Review presidents are elected annually by the publication’s law-student editors. Each February, they lock themselves in a meeting to choose their next leader. Such sessions can run as long as 16 hours.
As the first Black, Obama must have presented the editors with quite a challenge. At 28, the Hawaii-born, second-year law student is also older than most of his contemporaries. He was raised by his Kenyan father and American mother, primarily in Indonesia and Los Angeles.
“I’m nontraditional less in my training than in my focus, and my past and my future plans,” Obama said. “My background is more concrete and hands-on. Issues of public policy and the Black community are of major importance to me.”
Many of his contemporaries will graduate from Harvard and head for clerkships for U.S. Appeals Court judges and Supreme Court Justices. But after he graduates, Obama plans to polish his skills at a law firm for a few years before returning to the Black community, where he worked prior to enrolling in Boston’s Harvard Law School in 1988.
“When I got out of Columbia, I knew I was interested in working on a community level, rebuilding inner-cities in some capacity,” said Obama.
He received his bachelor’s degree in political science from New York’s Columbia University in 1983. After graduation, he worked as a journalist for Business International, a financial newsletter based in New York.
“I got a quick MBA out of that job,” he said. “I became aware that it’s more and more important to understand the intricacies of the system, how money flows and business operates. As more public policy is made by private actors, any strategy for Blacks has to involve the understanding of what is happening in the private sector.”
After a year at the newsletter, Obama moved to Chicago where he headed the Developing Communities Project. “I wanted to put some of my ideas to work,” he said.
Obama was the project director, and for a time, the organization’s only staff member. The group was founded by area churches to establish job-training programs, tenant organizations and to offer counseling and tutoring to disadvantaged youth.

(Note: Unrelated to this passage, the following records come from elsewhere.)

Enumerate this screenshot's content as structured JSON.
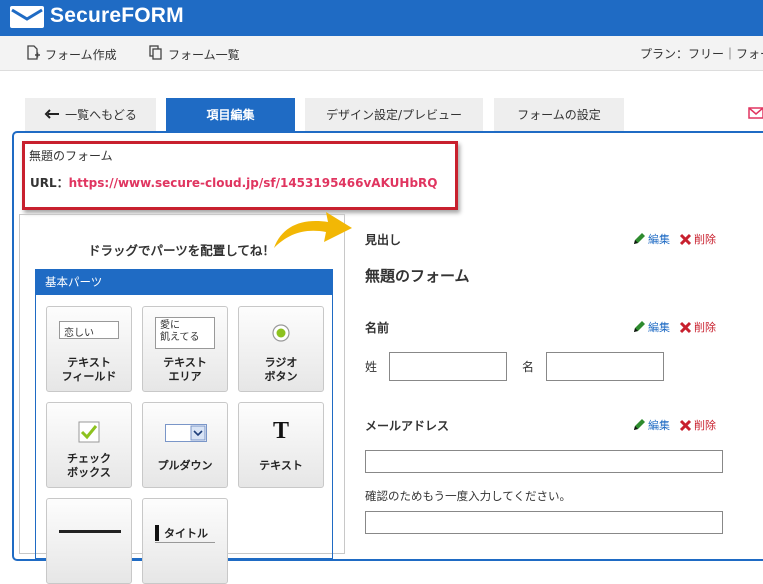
{
  "app": {
    "logo_text": "SecureFORM"
  },
  "subnav": {
    "create": "フォーム作成",
    "list": "フォーム一覧",
    "plan": "プラン：フリー｜フォー"
  },
  "tabs": [
    {
      "label": "一覧へもどる"
    },
    {
      "label": "項目編集"
    },
    {
      "label": "デザイン設定/プレビュー"
    },
    {
      "label": "フォームの設定"
    }
  ],
  "form_info": {
    "name": "無題のフォーム",
    "url_label": "URL：",
    "url_value": "https://www.secure-cloud.jp/sf/1453195466vAKUHbRQ"
  },
  "left": {
    "drag_hint": "ドラッグでパーツを配置してね！",
    "parts_title": "基本パーツ",
    "parts": [
      {
        "label_line1": "テキスト",
        "label_line2": "フィールド",
        "sample": "恋しい"
      },
      {
        "label_line1": "テキスト",
        "label_line2": "エリア",
        "sample_line1": "愛に",
        "sample_line2": "飢えてる"
      },
      {
        "label_line1": "ラジオ",
        "label_line2": "ボタン"
      },
      {
        "label_line1": "チェック",
        "label_line2": "ボックス"
      },
      {
        "label_line1": "プルダウン"
      },
      {
        "label_line1": "テキスト",
        "glyph": "T"
      },
      {
        "label_line1": ""
      },
      {
        "sample": "タイトル"
      }
    ]
  },
  "right": {
    "heading_section": {
      "label": "見出し",
      "value": "無題のフォーム"
    },
    "name_section": {
      "label": "名前",
      "sei": "姓",
      "mei": "名"
    },
    "email_section": {
      "label": "メールアドレス",
      "confirm": "確認のためもう一度入力してください。"
    },
    "edit": "編集",
    "delete": "削除"
  },
  "colors": {
    "brand": "#1f6bc4",
    "highlight": "#c8202e",
    "url": "#e03560",
    "arrow": "#f2b705"
  }
}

“I’m proud of those concrete achievements,” he said of his accomplishments as director. “We had a stable organization, with 13 full-time staff. There was a core of grass-roots leadership in place. They had confidence in their own abilities to change things.”
The sense of accomplishment gave Obama a natural break for his next career move, enrolling at Harvard.
“I wanted to pull back and reflect on what I was doing and learn more about how the system works,” he said. “Law and legal education provide a tremendous number of tools to see how this society works.”
Obama was one of the 78 student editors selected to edit the review out of more than 1,600 Harvard Law Students. A close friend urged Obama to run for president three weeks before the election. The friend told him, “It’s another door to kick down,” Obama said.
“That’s why I decided to run,” he said. “It was another door we hadn’t walked through yet.”
The decision was not without costs. As president of the Review, Obama will work an average of 60 hours a week, reading and editing all articles, running the office with an eye on the budget, and motivating and managing the student editors. In addition, he will still have to keep up with his classes.
“People like myself are learning a certain language of mainstream society, of power and decision making,” he said. “We have an obligation to go back to the Black community, to listen and learn and help give our people a voice.”
At the Review, Obama said that one of the biggest challenges he will face is the sharpening and toning of the legal arguments presented in the magazine, whether they are “traditional or pathbreaking.”
“My achievement is only the result of the much more significant achievements of the first Blacks at Harvard, the scholarship of W.E.B. DuBois and Frederick Douglass, the people who desegregated the schools in the South,” he said. “I hope people can look at me and see that achievement is part of a bigger struggle.”